Petugas Damkar Jadi Korban Begal di Gambir, Motor dan Ponsel Raib Setelah Dikeroyok
Seorang petugas pemadam kebakaran (damkar) menjadi korban aksi begal yang kejam di Jalan KH Hasyim Ashari, Gambir, Jakarta Pusat. Insiden ini viral di media sosial setelah video yang menunjukkan korban dipepet dan dipukuli oleh beberapa pelaku beredar luas.
Kronologi Kejadian yang Menggemparkan
Menurut keterangan dari Plt Kanit Reskrim Polsek Metro Gambir, Iptu Heri Moko, peristiwa ini terjadi pada Kamis (2/7). Korban, yang baru saja pulang dari rumah temannya, dihadang oleh sekelompok pelaku di lokasi kejadian perkara (TKP). Para pelaku menendang korban hingga terjatuh, lalu melanjutkan dengan pukulan dan serangan menggunakan batu. Akibatnya, korban mengalami luka-luka yang cukup serius.
Setelah berhasil melumpuhkan korban, pelaku tidak hanya mengambil sepeda motornya, tetapi juga ponsel milik korban. Mereka kemudian melarikan diri dari TKP, meninggalkan korban dalam kondisi terluka. Aksi brutal ini terekam dalam video yang kemudian viral, memicu keprihatinan publik atas keamanan di wilayah tersebut.
Kondisi Korban dan Respons Kepolisian
Korban, yang diidentifikasi sebagai petugas damkar, mengalami sejumlah luka akibat pemukulan tersebut. Ia dibawa ke RS Tarakan untuk menjalani pemeriksaan medis dan visum. Luka-luka yang diderita termasuk di kepala, lecet di wajah, dan pergelangan tangan. Pihak rumah sakit menyatakan ada kemungkinan korban perlu dirawat lebih lanjut karena tingkat keparahan lukanya.
Kasie Humas Polres Jakarta Pusat, Iptu Erlyn Sumantri, mengonfirmasi kejadian ini dan menyatakan bahwa korban telah melaporkan insiden tersebut ke Polrestro Jakarta Pusat. Polisi telah melakukan olah TKP dan saat ini masih melakukan pendalaman investigasi untuk memburu para pelaku. Upaya penyidikan sedang diintensifkan guna mengungkap motif dan identitas pelaku yang terlibat dalam aksi begal ini.
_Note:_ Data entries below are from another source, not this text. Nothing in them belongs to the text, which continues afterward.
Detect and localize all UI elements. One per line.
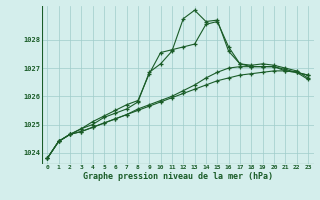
X-axis label: Graphe pression niveau de la mer (hPa): Graphe pression niveau de la mer (hPa) (83, 172, 273, 181)
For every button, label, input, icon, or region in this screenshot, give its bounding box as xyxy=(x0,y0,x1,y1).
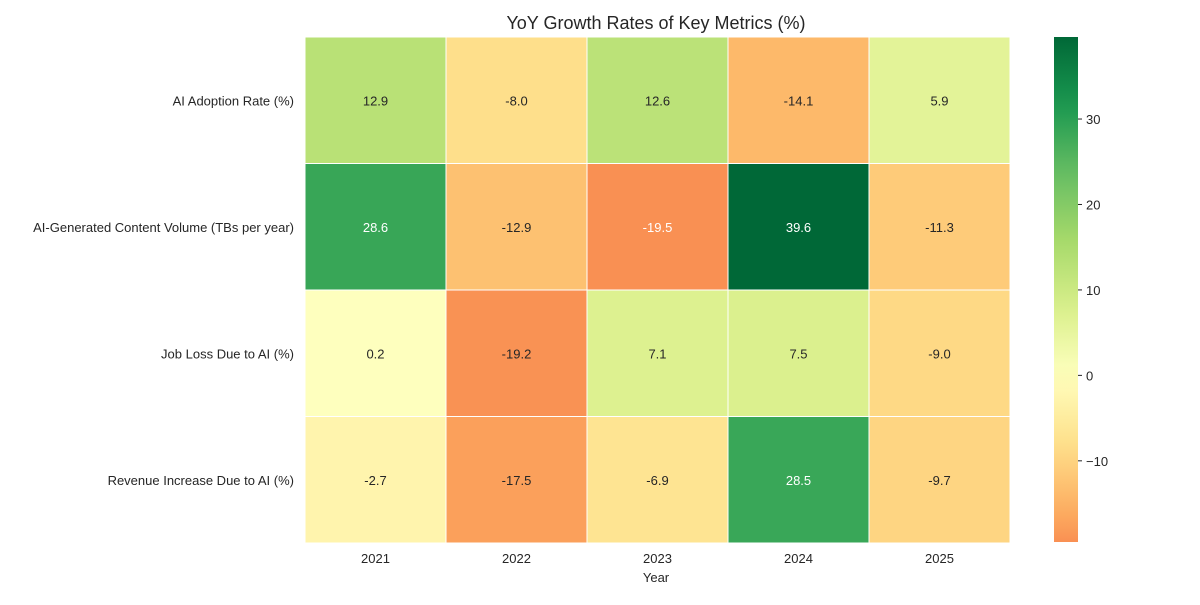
heatmap-cell xyxy=(304,36,447,164)
cell-value-label: 0.2 xyxy=(366,346,384,361)
cell-value-label: -17.5 xyxy=(502,473,532,488)
cell-value-label: -14.1 xyxy=(784,93,814,108)
heatmap-cell xyxy=(586,36,729,164)
cell-value-label: -19.2 xyxy=(502,346,532,361)
colorbar-gradient xyxy=(1054,37,1078,542)
colorbar-tick-label: 20 xyxy=(1086,197,1100,212)
heatmap-cell xyxy=(304,163,447,291)
heatmap-cell xyxy=(445,416,588,544)
heatmap-cell xyxy=(445,36,588,164)
x-axis-label: Year xyxy=(643,570,670,585)
cell-value-label: 7.5 xyxy=(789,346,807,361)
x-tick-label: 2021 xyxy=(361,551,390,566)
cell-value-label: -2.7 xyxy=(364,473,386,488)
cell-value-label: 28.6 xyxy=(363,220,388,235)
cell-value-label: -12.9 xyxy=(502,220,532,235)
colorbar-tick-label: 10 xyxy=(1086,283,1100,298)
heatmap-cell xyxy=(445,289,588,417)
colorbar-tick-label: −10 xyxy=(1086,454,1108,469)
cell-value-label: 12.6 xyxy=(645,93,670,108)
heatmap-cell xyxy=(586,163,729,291)
heatmap-cell xyxy=(868,416,1011,544)
heatmap-cell xyxy=(868,163,1011,291)
cell-value-label: 5.9 xyxy=(930,93,948,108)
cell-value-label: -9.7 xyxy=(928,473,950,488)
heatmap-cells: 12.9 -8.0 12.6 -14.1 5.9 28.6 -12.9 -19.5 39.6 -1… xyxy=(304,36,1011,544)
x-tick-labels: 2021 2022 2023 2024 2025 xyxy=(361,551,954,566)
cell-value-label: -9.0 xyxy=(928,346,950,361)
cell-value-label: 28.5 xyxy=(786,473,811,488)
cell-value-label: -19.5 xyxy=(643,220,673,235)
colorbar-tick-label: 30 xyxy=(1086,112,1100,127)
y-tick-label: Revenue Increase Due to AI (%) xyxy=(108,473,294,488)
cell-value-label: 39.6 xyxy=(786,220,811,235)
x-tick-label: 2025 xyxy=(925,551,954,566)
heatmap-cell xyxy=(727,36,870,164)
cell-value-label: 7.1 xyxy=(648,346,666,361)
heatmap-cell xyxy=(586,289,729,417)
x-tick-label: 2023 xyxy=(643,551,672,566)
x-tick-label: 2022 xyxy=(502,551,531,566)
cell-value-label: -6.9 xyxy=(646,473,668,488)
y-tick-label: AI-Generated Content Volume (TBs per yea… xyxy=(33,220,294,235)
cell-value-label: -11.3 xyxy=(925,220,954,235)
cell-value-label: -8.0 xyxy=(505,93,527,108)
chart-title: YoY Growth Rates of Key Metrics (%) xyxy=(506,13,805,33)
heatmap-cell xyxy=(868,36,1011,164)
y-tick-labels: AI Adoption Rate (%) AI-Generated Content… xyxy=(33,93,294,488)
heatmap-cell xyxy=(727,416,870,544)
heatmap-cell xyxy=(868,289,1011,417)
y-tick-label: AI Adoption Rate (%) xyxy=(173,93,294,108)
x-tick-label: 2024 xyxy=(784,551,813,566)
heatmap-cell xyxy=(727,289,870,417)
y-tick-label: Job Loss Due to AI (%) xyxy=(161,346,294,361)
colorbar: −10 0 10 20 30 xyxy=(1054,37,1108,542)
cell-value-label: 12.9 xyxy=(363,93,388,108)
colorbar-tick-label: 0 xyxy=(1086,368,1093,383)
heatmap-cell xyxy=(304,416,447,544)
heatmap-cell xyxy=(586,416,729,544)
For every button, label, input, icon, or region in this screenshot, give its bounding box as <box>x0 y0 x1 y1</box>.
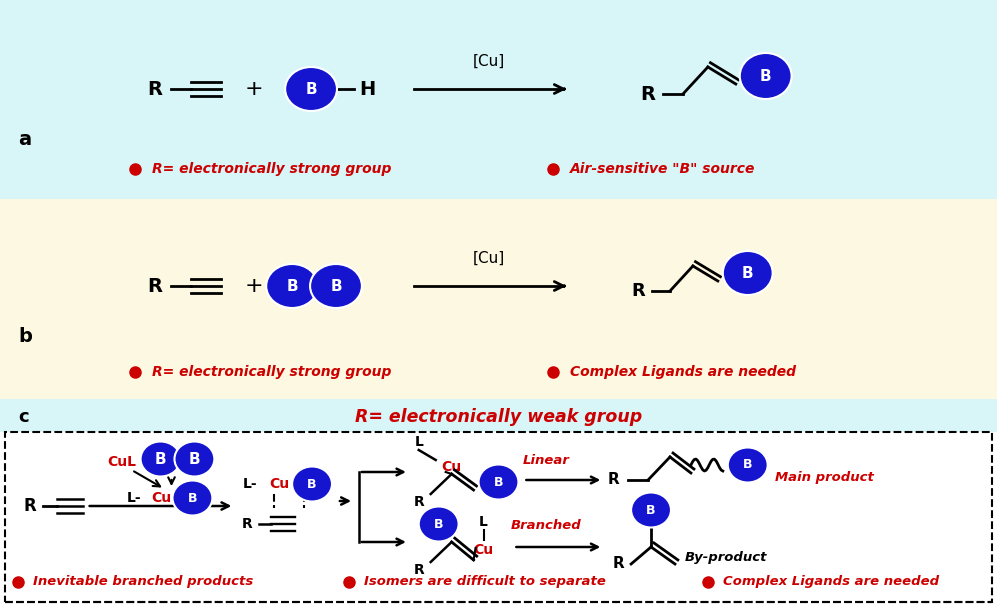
Text: Cu: Cu <box>269 477 289 491</box>
Text: Cu: Cu <box>473 543 494 557</box>
Text: R: R <box>413 563 424 577</box>
Text: B: B <box>188 491 197 505</box>
Text: Complex Ligands are needed: Complex Ligands are needed <box>723 575 939 588</box>
Text: B: B <box>307 478 317 491</box>
Text: H: H <box>359 79 375 98</box>
Ellipse shape <box>310 264 362 308</box>
FancyBboxPatch shape <box>5 432 992 602</box>
Text: Complex Ligands are needed: Complex Ligands are needed <box>570 365 796 379</box>
Text: B: B <box>330 279 342 293</box>
Text: +: + <box>245 276 264 296</box>
Ellipse shape <box>631 492 671 527</box>
Text: c: c <box>18 408 29 427</box>
Text: B: B <box>742 265 754 281</box>
Text: B: B <box>646 503 656 516</box>
Text: R: R <box>24 497 36 515</box>
Ellipse shape <box>285 67 337 111</box>
Text: B: B <box>305 82 317 96</box>
Text: L-: L- <box>243 477 257 491</box>
Text: R: R <box>413 495 424 509</box>
FancyBboxPatch shape <box>0 399 997 432</box>
Text: R: R <box>242 517 253 531</box>
Text: R= electronically strong group: R= electronically strong group <box>152 162 391 176</box>
FancyBboxPatch shape <box>0 0 997 199</box>
Text: B: B <box>155 451 166 467</box>
Text: B: B <box>286 279 298 293</box>
Text: B: B <box>760 69 772 84</box>
Text: Inevitable branched products: Inevitable branched products <box>33 575 253 588</box>
Ellipse shape <box>740 53 792 99</box>
Text: a: a <box>18 130 31 149</box>
Text: Cu: Cu <box>442 460 462 474</box>
Text: R: R <box>607 473 619 488</box>
Text: +: + <box>245 79 264 99</box>
Ellipse shape <box>728 448 768 483</box>
Ellipse shape <box>266 264 318 308</box>
Text: R= electronically weak group: R= electronically weak group <box>355 408 642 427</box>
Text: R: R <box>612 556 624 572</box>
Text: B: B <box>189 451 200 467</box>
Text: Branched: Branched <box>511 519 582 532</box>
Text: B: B <box>434 518 443 530</box>
Text: [Cu]: [Cu] <box>472 251 505 266</box>
Ellipse shape <box>141 441 180 476</box>
Ellipse shape <box>174 441 214 476</box>
Text: L: L <box>479 515 488 529</box>
Text: B: B <box>494 475 503 489</box>
Text: Air-sensitive "B" source: Air-sensitive "B" source <box>570 162 756 176</box>
Text: L: L <box>414 435 423 449</box>
Text: Cu: Cu <box>152 491 172 505</box>
Ellipse shape <box>479 465 518 500</box>
Text: L-: L- <box>127 491 142 505</box>
Text: R= electronically strong group: R= electronically strong group <box>152 365 391 379</box>
Text: Isomers are difficult to separate: Isomers are difficult to separate <box>364 575 606 588</box>
Ellipse shape <box>723 251 773 295</box>
Text: B: B <box>743 459 753 472</box>
Ellipse shape <box>292 467 332 502</box>
Text: Linear: Linear <box>523 454 570 467</box>
Ellipse shape <box>419 507 459 542</box>
Text: Main product: Main product <box>775 470 874 483</box>
Text: By-product: By-product <box>685 551 767 564</box>
Text: CuL: CuL <box>107 455 136 469</box>
FancyBboxPatch shape <box>0 199 997 399</box>
Ellipse shape <box>172 481 212 516</box>
Text: R: R <box>641 85 656 104</box>
Text: R: R <box>631 282 645 300</box>
Text: R: R <box>147 276 162 295</box>
Text: R: R <box>147 79 162 98</box>
Text: [Cu]: [Cu] <box>472 54 505 69</box>
Text: b: b <box>18 327 32 346</box>
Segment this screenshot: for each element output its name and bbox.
Implikasi dan Langkah Selanjutnya
Insiden ini menyoroti kembali masalah keamanan dan kriminalitas di Jakarta, khususnya modus begal yang semakin berani. Masyarakat diimbau untuk tetap waspada, terutama saat berkendara di malam hari atau di area yang sepi. Kepolisian berjanji akan meningkatkan patroli dan pengawasan untuk mencegah kejadian serupa terulang.
Dengan viralnya video ini di media sosial, diharapkan dapat meningkatkan kesadaran publik dan mendorong partisipasi dalam melaporkan kejahatan. Polisi terus mengumpulkan bukti dan keterangan untuk menuntaskan kasus ini secepat mungkin, memberikan keadilan bagi korban dan keluarganya.